2025年5月27日、自民・公明・立憲の3党は「基礎年金の底上げ」を含む年金制度改革案を大筋で合意しました。
少子高齢化が進む日本にとって、年金改革は将来の暮らしを大きく左右する重要テーマです。本記事では、基礎年金の底上げとは何か、そして世代別にどんなメリット・デメリットがあるのかを分かりやすくまとめます。
1. 基礎年金(国民年金)とは?
- 20歳以上60歳未満の全国民が加入する“老後の土台”となる年金。
- 2025年度の満額は月約 6.9 万円(年 83 万円程度)。
- 厚生年金に入っていない自営業・フリーランス・非正規の人は、この基礎年金が老後収入の中心になる。
ところが財政検証(公的年金の健康診断)では、2040年代半ばまでに給付水準が最大30%下がる恐れが指摘されています。

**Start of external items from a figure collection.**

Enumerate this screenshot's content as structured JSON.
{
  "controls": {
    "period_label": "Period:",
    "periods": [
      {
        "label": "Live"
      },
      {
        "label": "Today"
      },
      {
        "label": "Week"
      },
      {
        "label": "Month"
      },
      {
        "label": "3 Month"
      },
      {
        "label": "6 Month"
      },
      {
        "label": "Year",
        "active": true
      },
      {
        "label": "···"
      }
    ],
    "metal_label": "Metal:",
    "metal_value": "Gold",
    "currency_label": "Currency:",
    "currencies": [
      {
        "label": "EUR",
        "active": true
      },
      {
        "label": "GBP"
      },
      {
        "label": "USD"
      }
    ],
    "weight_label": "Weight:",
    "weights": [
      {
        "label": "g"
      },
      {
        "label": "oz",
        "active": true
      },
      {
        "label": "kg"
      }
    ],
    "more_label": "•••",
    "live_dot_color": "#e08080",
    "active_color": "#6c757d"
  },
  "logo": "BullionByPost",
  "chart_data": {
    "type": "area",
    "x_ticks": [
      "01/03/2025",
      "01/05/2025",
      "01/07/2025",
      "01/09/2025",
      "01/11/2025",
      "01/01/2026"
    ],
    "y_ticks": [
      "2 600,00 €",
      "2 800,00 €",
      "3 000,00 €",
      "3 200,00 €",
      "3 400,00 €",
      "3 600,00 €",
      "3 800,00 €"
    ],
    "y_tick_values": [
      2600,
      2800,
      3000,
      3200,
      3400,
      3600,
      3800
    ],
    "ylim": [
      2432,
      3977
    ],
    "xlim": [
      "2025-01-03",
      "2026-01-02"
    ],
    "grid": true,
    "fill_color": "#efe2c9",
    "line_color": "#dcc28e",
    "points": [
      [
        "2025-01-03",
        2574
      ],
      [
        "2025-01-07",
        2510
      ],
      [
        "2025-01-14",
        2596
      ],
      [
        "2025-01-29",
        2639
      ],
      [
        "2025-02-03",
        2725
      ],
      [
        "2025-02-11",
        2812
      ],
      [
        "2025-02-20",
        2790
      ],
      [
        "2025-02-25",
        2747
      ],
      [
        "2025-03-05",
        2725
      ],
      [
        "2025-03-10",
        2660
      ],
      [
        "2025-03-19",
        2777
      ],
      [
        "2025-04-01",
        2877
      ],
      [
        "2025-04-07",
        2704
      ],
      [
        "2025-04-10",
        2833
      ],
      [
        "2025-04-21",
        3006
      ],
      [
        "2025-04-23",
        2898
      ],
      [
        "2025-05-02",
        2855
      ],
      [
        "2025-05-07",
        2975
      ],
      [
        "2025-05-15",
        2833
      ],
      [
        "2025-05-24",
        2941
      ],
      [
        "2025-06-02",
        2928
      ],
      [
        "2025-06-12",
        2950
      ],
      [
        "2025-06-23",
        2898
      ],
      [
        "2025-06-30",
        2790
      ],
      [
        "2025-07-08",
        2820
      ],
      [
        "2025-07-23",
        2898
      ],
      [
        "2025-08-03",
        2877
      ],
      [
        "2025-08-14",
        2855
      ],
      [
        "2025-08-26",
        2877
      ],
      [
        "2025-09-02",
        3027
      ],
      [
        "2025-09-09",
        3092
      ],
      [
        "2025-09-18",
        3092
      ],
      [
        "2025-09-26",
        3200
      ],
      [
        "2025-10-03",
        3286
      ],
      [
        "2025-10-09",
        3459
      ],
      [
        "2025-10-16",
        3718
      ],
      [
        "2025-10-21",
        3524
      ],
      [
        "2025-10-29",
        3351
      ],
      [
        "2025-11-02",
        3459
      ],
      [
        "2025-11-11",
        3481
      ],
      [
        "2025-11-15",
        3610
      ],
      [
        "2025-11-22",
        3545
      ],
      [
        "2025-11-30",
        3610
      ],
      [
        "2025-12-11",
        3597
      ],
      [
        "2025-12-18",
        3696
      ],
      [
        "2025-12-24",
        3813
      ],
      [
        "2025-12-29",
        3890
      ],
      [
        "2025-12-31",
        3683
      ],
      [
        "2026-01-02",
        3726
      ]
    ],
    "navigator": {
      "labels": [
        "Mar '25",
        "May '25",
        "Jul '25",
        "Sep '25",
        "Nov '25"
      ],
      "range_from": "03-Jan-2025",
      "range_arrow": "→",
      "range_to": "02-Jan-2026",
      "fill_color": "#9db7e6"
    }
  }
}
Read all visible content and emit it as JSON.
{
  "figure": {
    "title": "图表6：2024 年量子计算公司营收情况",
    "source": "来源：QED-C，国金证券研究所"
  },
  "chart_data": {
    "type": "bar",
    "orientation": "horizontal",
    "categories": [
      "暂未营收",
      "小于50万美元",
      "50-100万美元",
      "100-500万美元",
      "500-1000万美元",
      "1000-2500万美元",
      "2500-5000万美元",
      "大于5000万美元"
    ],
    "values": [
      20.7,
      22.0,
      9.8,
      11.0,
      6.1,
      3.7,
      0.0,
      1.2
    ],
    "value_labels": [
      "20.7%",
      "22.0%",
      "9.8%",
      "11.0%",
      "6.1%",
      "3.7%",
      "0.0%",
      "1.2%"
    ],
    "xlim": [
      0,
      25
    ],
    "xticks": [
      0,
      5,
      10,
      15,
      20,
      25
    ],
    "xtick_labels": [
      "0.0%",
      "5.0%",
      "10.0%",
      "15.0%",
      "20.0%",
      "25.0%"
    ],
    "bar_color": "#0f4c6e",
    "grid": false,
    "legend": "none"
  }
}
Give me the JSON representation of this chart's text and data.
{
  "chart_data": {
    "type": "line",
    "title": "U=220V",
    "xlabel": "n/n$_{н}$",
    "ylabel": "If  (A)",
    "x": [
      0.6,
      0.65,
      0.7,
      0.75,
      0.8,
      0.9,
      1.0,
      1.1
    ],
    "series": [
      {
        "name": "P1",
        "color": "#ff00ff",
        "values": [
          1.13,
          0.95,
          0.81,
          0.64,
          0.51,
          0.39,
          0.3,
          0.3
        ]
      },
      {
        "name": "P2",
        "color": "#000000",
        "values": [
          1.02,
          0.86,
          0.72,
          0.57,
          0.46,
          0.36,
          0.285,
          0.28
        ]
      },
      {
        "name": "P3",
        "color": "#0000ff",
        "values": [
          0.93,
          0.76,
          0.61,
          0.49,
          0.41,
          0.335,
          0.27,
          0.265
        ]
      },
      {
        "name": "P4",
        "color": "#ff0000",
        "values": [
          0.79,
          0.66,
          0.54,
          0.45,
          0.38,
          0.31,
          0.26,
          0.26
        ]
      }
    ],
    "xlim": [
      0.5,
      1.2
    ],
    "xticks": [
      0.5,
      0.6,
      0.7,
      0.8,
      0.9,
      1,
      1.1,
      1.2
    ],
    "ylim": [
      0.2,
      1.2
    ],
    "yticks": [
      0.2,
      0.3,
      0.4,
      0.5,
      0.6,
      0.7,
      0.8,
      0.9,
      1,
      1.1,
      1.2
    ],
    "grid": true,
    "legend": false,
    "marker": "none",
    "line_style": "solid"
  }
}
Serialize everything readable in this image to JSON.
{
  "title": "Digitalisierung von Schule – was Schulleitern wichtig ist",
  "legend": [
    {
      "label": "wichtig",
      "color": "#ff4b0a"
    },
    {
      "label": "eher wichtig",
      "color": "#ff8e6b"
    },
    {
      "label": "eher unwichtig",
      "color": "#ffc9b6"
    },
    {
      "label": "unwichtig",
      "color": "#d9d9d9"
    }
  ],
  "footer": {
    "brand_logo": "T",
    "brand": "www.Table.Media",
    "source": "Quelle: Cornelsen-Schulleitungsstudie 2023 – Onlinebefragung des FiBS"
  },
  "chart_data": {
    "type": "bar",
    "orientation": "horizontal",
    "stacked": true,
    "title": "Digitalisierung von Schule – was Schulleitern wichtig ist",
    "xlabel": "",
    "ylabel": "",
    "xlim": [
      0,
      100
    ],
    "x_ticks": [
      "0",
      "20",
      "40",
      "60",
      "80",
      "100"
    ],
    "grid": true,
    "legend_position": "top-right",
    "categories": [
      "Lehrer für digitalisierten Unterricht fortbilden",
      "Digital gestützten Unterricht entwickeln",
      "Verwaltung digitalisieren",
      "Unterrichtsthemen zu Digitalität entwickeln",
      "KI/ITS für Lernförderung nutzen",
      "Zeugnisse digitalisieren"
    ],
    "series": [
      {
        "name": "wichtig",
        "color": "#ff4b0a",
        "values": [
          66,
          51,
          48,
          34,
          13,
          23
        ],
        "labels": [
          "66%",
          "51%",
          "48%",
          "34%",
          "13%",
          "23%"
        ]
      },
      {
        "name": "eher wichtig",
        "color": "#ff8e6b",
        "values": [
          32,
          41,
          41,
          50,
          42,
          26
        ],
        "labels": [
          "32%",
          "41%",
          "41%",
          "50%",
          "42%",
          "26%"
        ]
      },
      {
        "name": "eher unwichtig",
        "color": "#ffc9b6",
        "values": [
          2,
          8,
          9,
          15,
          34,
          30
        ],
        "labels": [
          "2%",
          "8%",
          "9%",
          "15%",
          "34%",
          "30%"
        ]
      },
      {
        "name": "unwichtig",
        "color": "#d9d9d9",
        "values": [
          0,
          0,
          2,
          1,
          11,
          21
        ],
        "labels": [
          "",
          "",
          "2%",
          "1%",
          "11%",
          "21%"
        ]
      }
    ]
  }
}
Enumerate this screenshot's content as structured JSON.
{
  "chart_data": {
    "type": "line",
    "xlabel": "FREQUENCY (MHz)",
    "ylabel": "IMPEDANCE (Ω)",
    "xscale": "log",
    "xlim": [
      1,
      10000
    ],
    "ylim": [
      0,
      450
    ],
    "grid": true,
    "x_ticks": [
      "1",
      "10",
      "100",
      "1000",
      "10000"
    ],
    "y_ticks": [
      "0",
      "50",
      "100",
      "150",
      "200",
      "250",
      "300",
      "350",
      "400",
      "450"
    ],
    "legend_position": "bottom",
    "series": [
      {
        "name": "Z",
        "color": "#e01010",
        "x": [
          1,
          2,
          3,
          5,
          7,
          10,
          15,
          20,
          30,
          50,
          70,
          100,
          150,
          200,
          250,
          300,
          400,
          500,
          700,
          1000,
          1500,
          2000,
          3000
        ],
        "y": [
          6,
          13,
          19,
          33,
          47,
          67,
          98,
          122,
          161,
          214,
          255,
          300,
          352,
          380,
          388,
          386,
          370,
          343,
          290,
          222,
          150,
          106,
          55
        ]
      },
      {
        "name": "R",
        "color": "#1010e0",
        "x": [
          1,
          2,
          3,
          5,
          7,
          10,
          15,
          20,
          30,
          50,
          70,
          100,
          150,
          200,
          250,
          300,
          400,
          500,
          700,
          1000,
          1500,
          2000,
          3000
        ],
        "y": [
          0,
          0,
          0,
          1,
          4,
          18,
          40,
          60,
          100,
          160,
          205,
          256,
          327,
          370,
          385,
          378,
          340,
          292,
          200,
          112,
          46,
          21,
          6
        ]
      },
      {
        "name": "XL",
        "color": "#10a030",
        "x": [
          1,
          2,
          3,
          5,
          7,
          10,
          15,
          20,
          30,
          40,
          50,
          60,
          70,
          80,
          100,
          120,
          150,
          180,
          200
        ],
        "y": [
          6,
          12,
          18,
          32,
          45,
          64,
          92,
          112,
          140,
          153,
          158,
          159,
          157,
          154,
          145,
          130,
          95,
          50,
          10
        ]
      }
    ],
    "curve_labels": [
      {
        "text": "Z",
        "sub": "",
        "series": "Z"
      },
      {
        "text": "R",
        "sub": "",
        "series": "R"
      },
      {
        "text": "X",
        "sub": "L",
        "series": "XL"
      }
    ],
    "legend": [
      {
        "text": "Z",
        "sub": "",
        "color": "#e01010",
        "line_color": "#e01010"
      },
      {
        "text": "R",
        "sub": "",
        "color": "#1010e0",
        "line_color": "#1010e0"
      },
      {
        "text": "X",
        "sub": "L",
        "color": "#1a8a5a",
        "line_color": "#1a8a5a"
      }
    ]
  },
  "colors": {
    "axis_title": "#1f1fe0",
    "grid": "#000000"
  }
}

「底上げ策」はこの“将来の目減り”を食い止めるための安全ネットです。
2. 改革案で示された「底上げ」の仕組み
- 2029年に行われる次回財政検証で、もし給付水準が一定以下に下がると判定された場合、国が自動的に基礎年金を補填。
- 財源は
- 厚生年金の積立金の一部
- 国庫負担(税金)
- 補填方法や金額は検証結果に連動する「トリガー方式」なので、景気や賃金の動きによって変動。
ポイント:実際にいくら増えるかは2029年の検証結果を待たなければ確定しません。
3. 立憲民主党の試算例(イメージ)
参考として、立憲民主党が示したシミュレーションを見てみましょう。
モデルケース | 改革前 | 改革後(底上げ適用) | 差額 |
---|---|---|---|
40歳男性 (平均賃金・40年間就労) |
総受給額:約 3,600 万円 | 総受給額:約 3,846 万円 | + 約 246 万円 |
※あくまでも試算値。将来の賃金・物価・保険料納付状況で変わります。
4. 世代別のメリット・デメリット
◆ 就職氷河期世代(現在40〜50代)
- メリット:非正規比率が高く厚生年金が薄い層にとって、基礎年金の増額は生活の下支えになる。
- デメリット:未納・未加入期間が長いと満額をもらえず、恩恵が限定的になる恐れ。
◆ 若年層(30代以下)
◆ 高齢層(60代以上)
- メリット:制度全体が安定することで破綻リスクが下がる。
- デメリット:厚生年金積立金を基礎年金に回すことで、一部の高所得受給者は一時的な減額リスク。
5. 財源問題と今後の課題
- 厚生年金の積立金をどこまで振り替えるか──会社員・経営者から「流用だ」との批判も。
- 国庫負担は景気悪化時に不足分を補う必要があり、追加で年2〜3兆円規模の公費が必要になる可能性。
- 2029年の財政検証で具体的な底上げ額が決まるまで、最終的な増減額は不透明。
6. まとめ 注目ポイントはここ!
- 基礎年金の底上げは氷河期世代・自営業など低年金リスク層を守る仕組み。
- 一方で厚生年金積立金の取り崩しや国庫負担増など、財源を巡る課題が残る。
- 2029年の財政検証がターニングポイント。給付水準・増税規模など具体策に注目。
年金制度は「自分にはまだ先の話」と思いがちですが、今の決定が将来の生活を左右します。世代ごとの立場や負担を知ったうえで、今後の議論をウォッチしていきましょう。